Chapter 5. An Overview of DDoS Defenses

How can we defend against the difficult problems raised by distributed denial-of-service attacks? As discussed in Chapter 4, there are two classes of victims of DDoS attacks: the owners of machines that have been compromised to serve as DDoS agents and the final targets of DDoS attacks. Defending against the former attack is the same as defending against any other attempt to compromise your machine. We will concentrate in this chapter on the issue of defending the final target of the DDoS attack the machine or network that the attacker wishes to deny service to.

We will begin by discussing the aspects of DDoS attacks that make defending against them difficult. We will then discuss the types of challenges a DDoS defense solution must overcome, and then cover basic concepts of defense: prevention versus detection and reaction, the basic goals to be achieved by a defense system, and where to locate the defenses in the network.

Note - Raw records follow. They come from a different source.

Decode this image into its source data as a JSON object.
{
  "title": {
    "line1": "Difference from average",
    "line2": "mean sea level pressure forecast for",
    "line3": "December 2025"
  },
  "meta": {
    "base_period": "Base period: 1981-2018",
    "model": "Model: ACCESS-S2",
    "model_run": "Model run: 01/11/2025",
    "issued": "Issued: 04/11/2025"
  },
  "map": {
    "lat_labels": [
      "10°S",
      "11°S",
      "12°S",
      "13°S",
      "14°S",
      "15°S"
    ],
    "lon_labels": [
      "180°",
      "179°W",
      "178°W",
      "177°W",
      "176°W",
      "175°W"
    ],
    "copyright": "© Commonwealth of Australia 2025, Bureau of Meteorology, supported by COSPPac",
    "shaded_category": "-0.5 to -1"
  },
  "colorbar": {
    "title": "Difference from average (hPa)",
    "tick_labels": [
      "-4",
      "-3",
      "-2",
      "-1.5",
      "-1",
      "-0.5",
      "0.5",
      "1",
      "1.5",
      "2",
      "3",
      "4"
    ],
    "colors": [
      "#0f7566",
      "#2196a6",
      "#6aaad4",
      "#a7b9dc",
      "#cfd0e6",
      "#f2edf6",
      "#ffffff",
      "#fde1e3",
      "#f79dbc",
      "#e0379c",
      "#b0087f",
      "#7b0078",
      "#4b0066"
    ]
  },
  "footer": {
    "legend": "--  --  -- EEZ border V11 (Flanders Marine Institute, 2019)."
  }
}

In spite of several years of intense research, these attacks still inflict a large amount of damage to Internet users. Why are these attacks possible? Can we identify some feature in the Internet design or in its core protocols, such as TCP and IP, that facilitates DoS attacks? Can we then remove or modify this feature to resolve the problem? Like all histories, the history of DDoS attacks discussed in Chapter 3 does not represent a final state, but is merely the prelude to the future. We have presented publically known details on exactly how today's attacks are perpetrated, which has set the stage for discussing what you must do to counter them. Remember, however, that the current DDoS attack trends suggest, more than anything else, continued and rapid change for the future. Early analyses of DDoS attack tools like trinoo, TFN, Stacheldraht, and Shaft all made predictions about future development trends based on past history. Attackers continued in the directions identified, as well as going in new directions (e.g., using IRC for command and control, and integration of several other malicious functions). We should expect both the number and sophistication of attack tools to grow steadily. Therefore, the tools attackers will use in upcoming years and the methods used to defend against them will progress from the current states we describe in this book, requiring defenders to keep up to date on new trends and defense methods.

Another big problem in the arms race between the attackers and the defenders is the imbalance of the effort needed to take another step. Developing DDoS solutions is costly and they usually work for a small range of attacks. The attacker needs only to change a few lines of code, or gather more agents (hardly any effort at all) to bypass or overwhelm the existing defenses. The defenders, on the other hand, spend an immense amount of time and resources to augment their systems for handling new attacks. It seems like an unfair competition. But does it have to be so, or is there something we have overlooked that could restore the balance?